The rise in Puma Biotech price this week is staggering. I'm sure many ACL holders have wondered whether HyAct could realise similar gains.
PBYI lifted almost 300% ($5B in market cap) on the back of positive PhIII results using neratinib to treat Stage II through IIIC HER-2/erbB-2 positive breast cancer, with 33% improvement in disease-free survival after treatment with Herceptin.
Breast cancer treatment costs $16.5B pa (2010) in the US and is the #1
cancer treatment expenditure. Colorectal cancer is #2 at $14.1B pa. Together they constitute 25% of total cancer treatment expenditure. They both have the same incidence in Australia (~15,000 pa), but CRC has a
worse prognosis.
Drugs like Erbitux (cetuximab) are often criticised for the high cost of small efficacy gains. Large trials are used to prove statistically small differences. eg in 1st line mCRC treatment, FOLFIRI + Erb achieves a PFS
improvement of 1.5 mths over FOLFIRI. In 2nd line treatment, the
EPIC trial showed a 1.4 mth PFS improvement of irinotecan + Erb vs irinotecan alone. The cost of Erbitux is reportedly 3x the price per month as the cost of generic irinotecan. A
British study indicated it costs around £3000 per mth for Erbitux in mCRC treatment.
Fiercebiotech reported...
"...Analysts have offered some mixed opinions on Puma's chances in Phase III, but a success here could translate into sales of more than $1 billion..."

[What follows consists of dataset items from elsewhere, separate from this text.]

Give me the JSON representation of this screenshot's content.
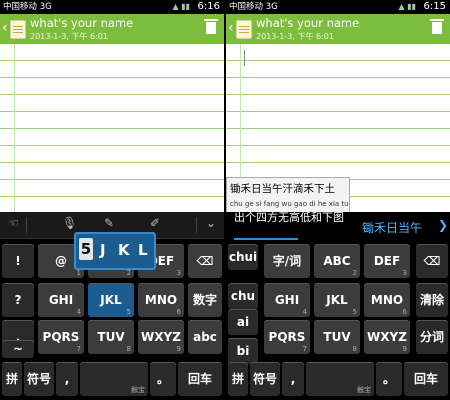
{
  "left": {
    "status": {
      "carrier": "中国移动 3G",
      "time": "6:16"
    },
    "note": {
      "title": "what's your name",
      "subtitle": "2013-1-3, 下午 6:01"
    },
    "popup": {
      "chars": [
        "5",
        "J",
        "K",
        "L"
      ]
    },
    "keys": {
      "r1": [
        {
          "l": "!"
        },
        {
          "l": "@",
          "s": "1"
        },
        {
          "l": "ABC",
          "s": "2"
        },
        {
          "l": "DEF",
          "s": "3"
        },
        {
          "l": "⌫"
        }
      ],
      "r2": [
        {
          "l": "?"
        },
        {
          "l": "GHI",
          "s": "4"
        },
        {
          "l": "JKL",
          "s": "5"
        },
        {
          "l": "MNO",
          "s": "6"
        },
        {
          "l": "数字"
        }
      ],
      "r3": [
        {
          "l": "."
        },
        {
          "l": "PQRS",
          "s": "7"
        },
        {
          "l": "TUV",
          "s": "8"
        },
        {
          "l": "WXYZ",
          "s": "9"
        },
        {
          "l": "abc"
        }
      ],
      "r3b": [
        {
          "l": "~"
        }
      ],
      "r4": [
        {
          "l": "拼"
        },
        {
          "l": "符号"
        },
        {
          "l": ","
        },
        {
          "l": "",
          "s": "触宝"
        },
        {
          "l": "。"
        },
        {
          "l": "回车"
        }
      ]
    }
  },
  "right": {
    "status": {
      "carrier": "中国移动 3G",
      "time": "6:15"
    },
    "note": {
      "title": "what's your name",
      "subtitle": "2013-1-3, 下午 6:01"
    },
    "tip": {
      "line1": "锄禾日当午汗滴禾下土",
      "line2": "chu ge si fang wu gao di he xia tu"
    },
    "candidates": {
      "first": "出个四方无高低和下图",
      "second": "锄禾日当午"
    },
    "keys": {
      "side": [
        {
          "l": "chui"
        },
        {
          "l": "chu"
        },
        {
          "l": "ai"
        },
        {
          "l": "bi"
        }
      ],
      "r1": [
        {
          "l": "字/词"
        },
        {
          "l": "ABC",
          "s": "2"
        },
        {
          "l": "DEF",
          "s": "3"
        },
        {
          "l": "⌫"
        }
      ],
      "r2": [
        {
          "l": "GHI",
          "s": "4"
        },
        {
          "l": "JKL",
          "s": "5"
        },
        {
          "l": "MNO",
          "s": "6"
        },
        {
          "l": "清除"
        }
      ],
      "r3": [
        {
          "l": "PQRS",
          "s": "7"
        },
        {
          "l": "TUV",
          "s": "8"
        },
        {
          "l": "WXYZ",
          "s": "9"
        },
        {
          "l": "分词"
        }
      ],
      "r4": [
        {
          "l": "拼"
        },
        {
          "l": "符号"
        },
        {
          "l": ","
        },
        {
          "l": "",
          "s": "触宝"
        },
        {
          "l": "。"
        },
        {
          "l": "回车"
        }
      ]
    }
  }
}
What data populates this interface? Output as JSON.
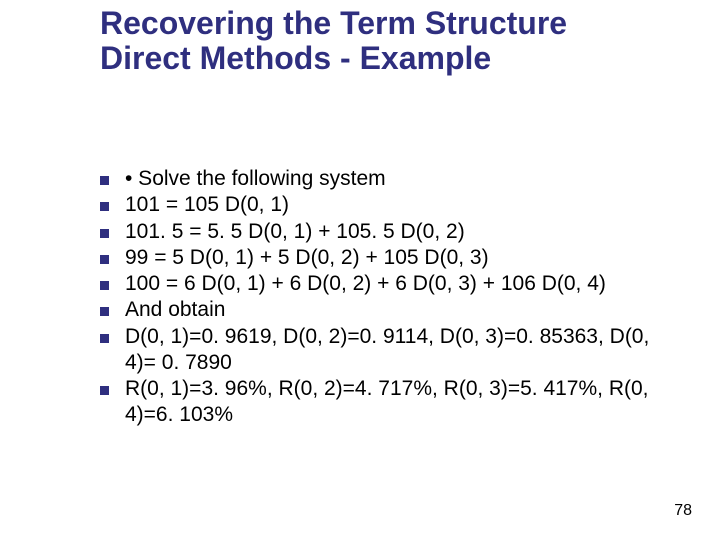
{
  "title_line1": "Recovering the Term Structure",
  "title_line2": "Direct Methods - Example",
  "bullets": [
    "• Solve the following system",
    "101 = 105 D(0, 1)",
    "101. 5 = 5. 5 D(0, 1) + 105. 5 D(0, 2)",
    "99 = 5 D(0, 1) + 5 D(0, 2) + 105 D(0, 3)",
    "100 = 6 D(0, 1) + 6 D(0, 2) + 6 D(0, 3) + 106 D(0, 4)",
    "And obtain",
    "D(0, 1)=0. 9619, D(0, 2)=0. 9114, D(0, 3)=0. 85363, D(0, 4)= 0. 7890",
    "R(0, 1)=3. 96%, R(0, 2)=4. 717%, R(0, 3)=5. 417%, R(0, 4)=6. 103%"
  ],
  "page_number": "78"
}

Also, Erbitux generates around $700M pa in sales for Bristol-Myers Squibb in the US.
Pre-generic irinotecan (Camptosar) used to bring almost $1B pa for Pfizer.
With those sort of numbers, and if the HA-I PhIII exceeds the efficacy of Erbitux in combination with FOLFIRI (which is looking more and more likely), it seems reasonable that the Puma gains are possible for ACL. Apart from the fact that we're listed in Aust!